Rapports de risque de décéder de la population de 25 ans ou plus selon le sexe, le statut d’immigrant et le temps écoulé depuis l’immigration, Canada, 1991 à 2001

Notes : En contrôlant les effets du lieu de résidence (province ou région, réserve indienne/hors réserve indienne), de l’âge, de la scolarité, du groupe autochtone et du groupe de minorités visibles. Les données pour les hommes et les femmes ayant été obtenues à partir de modèles de régression distincts, elles ne sont pas comparables entre elles.

Source : Statistique Canada, Étude canadienne de suivi de la mortalité selon le recensement, 1991 à 2001

-> Voir la liste des tableaux

Émigration

Une dernière spécificité démographique des populations immigrantes qui pourrait avoir une incidence sur la composition par âge de la population du Canada est leur plus grande propension à quitter le pays comparativement au reste de la population. La figure 4 présente une estimation de la probabilité d’émigrer qui, obtenue elle aussi dans le cadre du développement de Demosim, tient compte, dans un modèle de régression à risques proportionnels appliqué aux Données administratives longitudinales appariées aux données de Citoyenneté et Immigration Canada, de la période d’immigration, du lieu de naissance, du lieu de résidence et de l’âge. On y voit que les immigrants adultes qui se sont établis au Canada depuis 15 ans ou moins présentent une probabilité plus grande d’émigrer, plus spécialement chez les immigrants nés en Amérique du Nord, en Europe du Nord, de l’Ouest et du Sud puis en Asie de l’Est. Cette probabilité est fonction de la période d’immigration, quoique de manière différente selon le lieu de naissance. L’émigration plus importante des immigrants pourrait contribuer au rajeunissement de la population d’accueil en engendrant une population immigrante qui participera aux groupes d’âge plus jeunes sans vieillir au pays.

Figure 4

Rapports de risque d’émigrer de la population de 18 ans ou plus selon le statut d’immigrant, la période d’immigration et le lieu de naissance, Canada, 1995 à 2005

Rapports de risque d’émigrer de la population de 18 ans ou plus selon le statut d’immigrant, la période d’immigration et le lieu de naissance, Canada, 1995 à 2005

Note : En contrôlant les effets de l’âge et de la province ou région de résidence.
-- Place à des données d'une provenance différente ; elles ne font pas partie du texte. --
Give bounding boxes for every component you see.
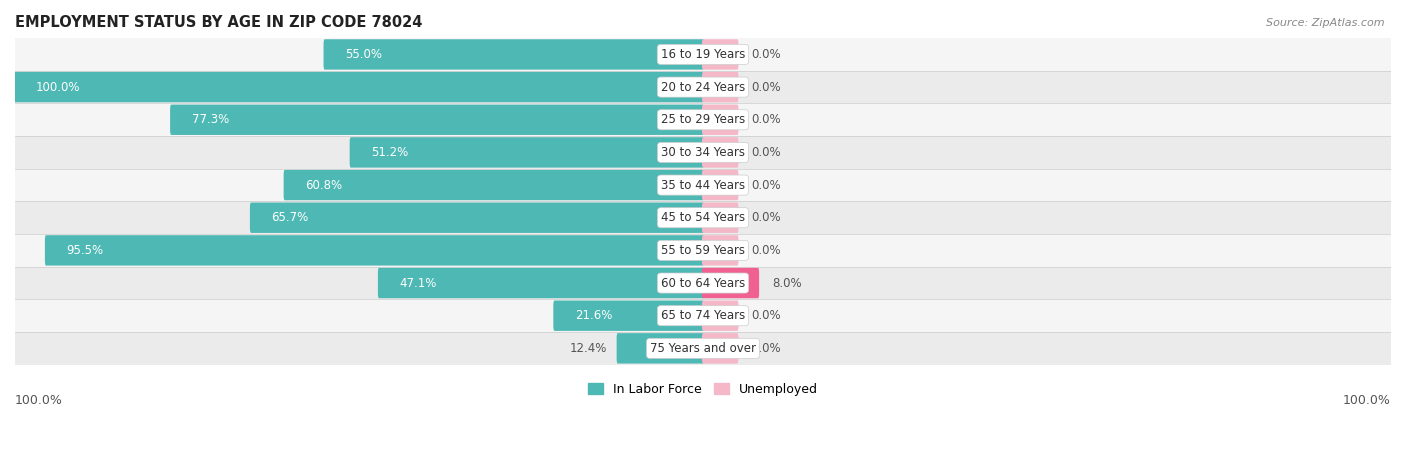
Text: 45 to 54 Years: 45 to 54 Years (661, 211, 745, 224)
FancyBboxPatch shape (702, 333, 738, 364)
Text: Source: ZipAtlas.com: Source: ZipAtlas.com (1267, 18, 1385, 28)
Text: 65 to 74 Years: 65 to 74 Years (661, 309, 745, 322)
Text: 0.0%: 0.0% (751, 342, 780, 355)
FancyBboxPatch shape (15, 169, 1391, 202)
FancyBboxPatch shape (702, 137, 738, 168)
Text: 35 to 44 Years: 35 to 44 Years (661, 179, 745, 192)
FancyBboxPatch shape (284, 170, 704, 200)
Text: 0.0%: 0.0% (751, 81, 780, 94)
Text: 65.7%: 65.7% (271, 211, 309, 224)
Text: 77.3%: 77.3% (191, 113, 229, 126)
Text: 47.1%: 47.1% (399, 276, 437, 290)
FancyBboxPatch shape (702, 39, 738, 69)
Text: 75 Years and over: 75 Years and over (650, 342, 756, 355)
Text: 0.0%: 0.0% (751, 244, 780, 257)
Text: 55.0%: 55.0% (346, 48, 382, 61)
FancyBboxPatch shape (323, 39, 704, 69)
Text: 100.0%: 100.0% (35, 81, 80, 94)
FancyBboxPatch shape (15, 332, 1391, 365)
FancyBboxPatch shape (250, 202, 704, 233)
Text: 0.0%: 0.0% (751, 309, 780, 322)
Text: 0.0%: 0.0% (751, 48, 780, 61)
FancyBboxPatch shape (350, 137, 704, 168)
Text: 30 to 34 Years: 30 to 34 Years (661, 146, 745, 159)
FancyBboxPatch shape (702, 300, 738, 331)
FancyBboxPatch shape (15, 38, 1391, 71)
Text: 16 to 19 Years: 16 to 19 Years (661, 48, 745, 61)
Text: 0.0%: 0.0% (751, 113, 780, 126)
FancyBboxPatch shape (378, 268, 704, 298)
FancyBboxPatch shape (702, 105, 738, 135)
Legend: In Labor Force, Unemployed: In Labor Force, Unemployed (583, 378, 823, 401)
FancyBboxPatch shape (15, 234, 1391, 267)
Text: 100.0%: 100.0% (15, 394, 63, 407)
FancyBboxPatch shape (15, 103, 1391, 136)
Text: 100.0%: 100.0% (1343, 394, 1391, 407)
FancyBboxPatch shape (15, 71, 1391, 103)
Text: 0.0%: 0.0% (751, 211, 780, 224)
FancyBboxPatch shape (15, 299, 1391, 332)
Text: 95.5%: 95.5% (66, 244, 104, 257)
Text: 0.0%: 0.0% (751, 146, 780, 159)
FancyBboxPatch shape (14, 72, 704, 102)
FancyBboxPatch shape (702, 72, 738, 102)
FancyBboxPatch shape (15, 202, 1391, 234)
FancyBboxPatch shape (15, 267, 1391, 299)
FancyBboxPatch shape (702, 202, 738, 233)
FancyBboxPatch shape (170, 105, 704, 135)
FancyBboxPatch shape (702, 235, 738, 266)
Text: 60.8%: 60.8% (305, 179, 343, 192)
Text: 12.4%: 12.4% (569, 342, 607, 355)
FancyBboxPatch shape (554, 300, 704, 331)
Text: 25 to 29 Years: 25 to 29 Years (661, 113, 745, 126)
Text: 51.2%: 51.2% (371, 146, 409, 159)
Text: 60 to 64 Years: 60 to 64 Years (661, 276, 745, 290)
FancyBboxPatch shape (702, 268, 759, 298)
Text: 20 to 24 Years: 20 to 24 Years (661, 81, 745, 94)
Text: 55 to 59 Years: 55 to 59 Years (661, 244, 745, 257)
FancyBboxPatch shape (15, 136, 1391, 169)
Text: 8.0%: 8.0% (772, 276, 801, 290)
FancyBboxPatch shape (617, 333, 704, 364)
FancyBboxPatch shape (45, 235, 704, 266)
Text: 21.6%: 21.6% (575, 309, 613, 322)
Text: 0.0%: 0.0% (751, 179, 780, 192)
FancyBboxPatch shape (702, 170, 738, 200)
Text: EMPLOYMENT STATUS BY AGE IN ZIP CODE 78024: EMPLOYMENT STATUS BY AGE IN ZIP CODE 780… (15, 15, 422, 30)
Source : Données administratives longitudinales (Statistique Canada) appariées aux données de Citoyenneté et Immigration Canada

-> Voir la liste des figures

Méthode

L’analyse de la relation entre immigration et structure par âge de la population du Canada proposée dans cet article a été menée au moyen du modèle de projections démographiques par microsimulation Demosim, qui projette spécifiquement les populations selon le statut d’immigrant tout en tenant compte de leur démographie différentielle. Développé et maintenu à Statistique Canada, Demosim prend pour point de départ le fichier de microdonnées de l’échantillon 20 % du recensement de la population de 2006[5],[6]. Le modèle comprend, outre le statut d’immigrant, diverses variables d’ordre sociodémographique et ethnoculturel telles que l’âge, le sexe, le lieu de naissance, l’année d’immigration, le statut des générations, le groupe de minorités visibles, le lieu de résidence et le plus haut niveau de scolarité atteint, pour ne nommer que celles-là. Chacune de ces variables est mise à jour en temps continu en cours de simulation, de sorte qu’il est possible d’en tenir compte comme déterminants des événements simulés, notamment la fécondité, l’émigration[7] et la mortalité, qui constituent les trois composantes qui nous intéressent ici plus spécialement.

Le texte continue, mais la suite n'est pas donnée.